Once she accepts a date, give her your number. If she responds with hers, send her a text the day before you meet up to confirm.


So now that I’ve covered the Do’s of messaging, what are the Don’ts?

Don’t send blanket messages: It’s easy to detect blanket messages and women get a lot of them. A carefully crafted personalized message shows that you actually care about the person and are interested in her, which will make her more likely to be interested in you.

Don’t write one word or sentence: You cannot properly introduce yourself in one sentence much less do all of what I described above. A message such as “Hi,” “How are you?” or “You’re beautiful and I’d like to get to know you” shows a lack of confidence and puts the burden of starting a conversation on the other person. Take the initiative and engage her in a topic that interests her.

Don’t compliment her appearance: Saying how great her photo looks or complimenting her with words such as “beautiful,” “sexy,” “attractive” shows that you only looked at her photo and not her self description. If you do want to pay compliments, compliment her on her interests or something specific in her profile.

Don’t write a long message: The ideal message is one or two short paragraphs. Don’t tell her your life story. If the message is too long it makes you appear 1. naive (why would you spend so much time writing to someone you don’t know?) 2. desperate (do you have nobody to talk to and nothing else to do?) 3. entitled (as if you expect that the other person will respond).
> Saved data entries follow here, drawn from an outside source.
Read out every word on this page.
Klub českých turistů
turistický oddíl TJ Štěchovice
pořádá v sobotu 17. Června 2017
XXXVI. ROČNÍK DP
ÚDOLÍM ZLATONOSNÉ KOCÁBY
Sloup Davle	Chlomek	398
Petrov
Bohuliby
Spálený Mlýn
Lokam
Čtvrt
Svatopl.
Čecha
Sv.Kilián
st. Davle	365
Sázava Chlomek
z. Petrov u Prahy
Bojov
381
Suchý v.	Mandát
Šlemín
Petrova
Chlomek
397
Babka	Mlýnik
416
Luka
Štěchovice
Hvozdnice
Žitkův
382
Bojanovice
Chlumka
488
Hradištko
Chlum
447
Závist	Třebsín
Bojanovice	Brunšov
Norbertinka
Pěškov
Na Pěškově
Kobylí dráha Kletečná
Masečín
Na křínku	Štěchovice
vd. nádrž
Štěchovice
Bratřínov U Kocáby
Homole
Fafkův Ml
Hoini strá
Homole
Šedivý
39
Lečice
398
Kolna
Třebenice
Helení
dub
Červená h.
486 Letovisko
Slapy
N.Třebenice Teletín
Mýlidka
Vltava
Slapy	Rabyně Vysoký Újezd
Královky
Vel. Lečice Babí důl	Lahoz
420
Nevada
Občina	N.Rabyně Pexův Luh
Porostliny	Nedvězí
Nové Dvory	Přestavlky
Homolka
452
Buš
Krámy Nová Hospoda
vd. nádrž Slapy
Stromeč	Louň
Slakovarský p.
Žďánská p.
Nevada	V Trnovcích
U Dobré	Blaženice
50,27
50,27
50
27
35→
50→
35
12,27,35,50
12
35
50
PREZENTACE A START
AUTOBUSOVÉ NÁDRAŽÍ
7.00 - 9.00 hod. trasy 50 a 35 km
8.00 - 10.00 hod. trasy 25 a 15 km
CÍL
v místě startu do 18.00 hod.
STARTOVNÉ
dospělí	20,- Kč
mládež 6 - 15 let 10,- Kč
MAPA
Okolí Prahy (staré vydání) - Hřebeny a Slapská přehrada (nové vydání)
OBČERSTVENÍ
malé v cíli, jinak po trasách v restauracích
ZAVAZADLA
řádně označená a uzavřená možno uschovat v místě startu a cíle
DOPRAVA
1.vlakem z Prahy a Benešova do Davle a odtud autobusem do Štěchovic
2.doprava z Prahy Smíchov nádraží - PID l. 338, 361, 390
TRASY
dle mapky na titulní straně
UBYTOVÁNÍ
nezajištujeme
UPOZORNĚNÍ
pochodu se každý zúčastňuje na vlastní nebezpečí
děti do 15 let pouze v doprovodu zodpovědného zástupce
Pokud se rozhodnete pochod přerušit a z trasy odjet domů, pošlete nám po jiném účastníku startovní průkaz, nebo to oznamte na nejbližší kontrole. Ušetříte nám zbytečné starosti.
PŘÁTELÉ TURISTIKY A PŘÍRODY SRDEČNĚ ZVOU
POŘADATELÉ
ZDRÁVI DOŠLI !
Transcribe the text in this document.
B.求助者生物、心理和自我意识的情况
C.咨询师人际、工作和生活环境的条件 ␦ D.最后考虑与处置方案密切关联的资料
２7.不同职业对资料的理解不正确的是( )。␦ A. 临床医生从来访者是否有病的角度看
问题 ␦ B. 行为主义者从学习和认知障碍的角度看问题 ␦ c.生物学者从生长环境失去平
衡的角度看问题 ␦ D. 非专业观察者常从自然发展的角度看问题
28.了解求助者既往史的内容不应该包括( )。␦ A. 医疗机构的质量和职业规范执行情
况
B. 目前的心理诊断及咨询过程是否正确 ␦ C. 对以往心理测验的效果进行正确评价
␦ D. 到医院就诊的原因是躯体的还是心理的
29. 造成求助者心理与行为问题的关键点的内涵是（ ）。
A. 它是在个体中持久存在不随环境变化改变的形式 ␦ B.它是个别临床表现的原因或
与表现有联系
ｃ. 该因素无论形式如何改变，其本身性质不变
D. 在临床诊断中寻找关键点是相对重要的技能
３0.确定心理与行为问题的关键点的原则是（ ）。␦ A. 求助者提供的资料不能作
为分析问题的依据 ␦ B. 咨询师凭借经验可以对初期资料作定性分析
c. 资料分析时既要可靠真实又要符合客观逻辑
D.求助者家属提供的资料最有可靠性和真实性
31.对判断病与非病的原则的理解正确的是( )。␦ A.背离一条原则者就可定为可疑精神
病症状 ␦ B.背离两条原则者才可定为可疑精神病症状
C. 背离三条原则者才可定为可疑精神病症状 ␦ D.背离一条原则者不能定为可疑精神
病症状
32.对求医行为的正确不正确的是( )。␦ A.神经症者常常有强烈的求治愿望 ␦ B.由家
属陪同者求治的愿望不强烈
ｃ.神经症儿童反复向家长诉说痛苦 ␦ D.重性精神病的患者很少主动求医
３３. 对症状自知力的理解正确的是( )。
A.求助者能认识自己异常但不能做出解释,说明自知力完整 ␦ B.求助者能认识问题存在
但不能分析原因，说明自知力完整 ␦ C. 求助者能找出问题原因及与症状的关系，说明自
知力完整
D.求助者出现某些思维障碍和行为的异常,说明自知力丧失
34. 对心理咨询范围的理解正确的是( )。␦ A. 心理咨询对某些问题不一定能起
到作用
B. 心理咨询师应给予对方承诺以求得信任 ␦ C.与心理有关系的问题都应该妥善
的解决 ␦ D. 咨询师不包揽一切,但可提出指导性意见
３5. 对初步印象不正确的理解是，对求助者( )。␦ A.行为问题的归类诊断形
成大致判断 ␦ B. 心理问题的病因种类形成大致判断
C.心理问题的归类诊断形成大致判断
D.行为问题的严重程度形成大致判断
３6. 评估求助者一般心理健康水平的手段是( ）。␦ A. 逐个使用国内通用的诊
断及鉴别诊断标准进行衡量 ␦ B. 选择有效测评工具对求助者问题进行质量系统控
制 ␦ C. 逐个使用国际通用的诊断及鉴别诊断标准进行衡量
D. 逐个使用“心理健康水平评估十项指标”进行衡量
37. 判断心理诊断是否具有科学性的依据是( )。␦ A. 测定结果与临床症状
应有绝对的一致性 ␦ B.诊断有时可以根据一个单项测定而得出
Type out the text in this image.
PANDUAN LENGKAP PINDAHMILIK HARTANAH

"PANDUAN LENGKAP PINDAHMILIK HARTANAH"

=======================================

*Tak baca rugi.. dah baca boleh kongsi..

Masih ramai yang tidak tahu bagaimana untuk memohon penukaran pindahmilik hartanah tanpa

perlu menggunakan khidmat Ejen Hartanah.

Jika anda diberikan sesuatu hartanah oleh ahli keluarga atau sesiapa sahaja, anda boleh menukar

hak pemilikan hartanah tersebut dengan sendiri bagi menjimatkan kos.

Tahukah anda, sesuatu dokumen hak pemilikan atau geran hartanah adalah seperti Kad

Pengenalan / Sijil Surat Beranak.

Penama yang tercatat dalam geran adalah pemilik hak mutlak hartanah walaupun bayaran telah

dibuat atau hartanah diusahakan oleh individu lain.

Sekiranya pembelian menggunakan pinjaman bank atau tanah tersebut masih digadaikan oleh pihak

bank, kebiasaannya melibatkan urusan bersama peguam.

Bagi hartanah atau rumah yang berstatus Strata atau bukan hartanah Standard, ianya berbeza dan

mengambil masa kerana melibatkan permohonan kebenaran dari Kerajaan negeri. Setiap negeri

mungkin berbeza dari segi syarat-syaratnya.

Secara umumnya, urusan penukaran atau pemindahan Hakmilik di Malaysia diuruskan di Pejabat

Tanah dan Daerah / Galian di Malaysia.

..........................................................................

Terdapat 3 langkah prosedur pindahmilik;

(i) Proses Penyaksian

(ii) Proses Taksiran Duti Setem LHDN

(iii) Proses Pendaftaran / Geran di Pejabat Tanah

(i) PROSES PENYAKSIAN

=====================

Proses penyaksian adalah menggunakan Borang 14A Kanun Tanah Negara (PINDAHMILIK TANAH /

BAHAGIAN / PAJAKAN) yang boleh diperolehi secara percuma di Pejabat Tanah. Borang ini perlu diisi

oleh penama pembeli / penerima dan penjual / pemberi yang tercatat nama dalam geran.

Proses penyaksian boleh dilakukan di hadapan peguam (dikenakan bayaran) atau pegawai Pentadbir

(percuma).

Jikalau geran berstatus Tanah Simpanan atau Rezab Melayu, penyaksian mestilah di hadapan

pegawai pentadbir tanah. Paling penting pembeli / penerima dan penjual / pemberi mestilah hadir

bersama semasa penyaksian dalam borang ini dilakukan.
Don’t get emotional: It’s ok to say, “It seems like we have a lot in common,” or “I resonate with what you have to say,” but if you say things like, “I think we’re soulmates,” or “you look like my next girlfriend” when you haven’t even met the other person, you need to get off-line and see a therapist.

Don’t ask too many questions: One or two is enough to get a conversation going and establish if she’s interested in talking to you at all. Save the rest of your questions for a real date.

Don’t keep messaging if she doesn’t respond: If she has decided she’s not interested in you, continuing to message her will be taken as harassment.

Don’t be a pen pal: Three to six messages is all you need to move the conversation to in-person. Sending lots of messages back and forth is a waste of time because if you do meet up eventually, you may find that you don’t actually connect, and with every round of messages you risk her losing interest. If you’re long distance and can’t meet up soon, have a phone or video call early so that you can decide whether or not you want to keep chatting.

Finally, remember that you are the applicant looking for a job. If you want to stand out from the crowd, sell yourself well. Use proper grammar. Be polite, warm, patient, confident. Be sincere, because the person whose interests are aligned with yours is more likely to find you attractive too. And don’t take it personally. You may meet the love of your life online, you may meet a friend, or you may meet no one. But really, you have nothing to lose. You’ll never win if you don’t play, and winning can be pretty sweet in this instance.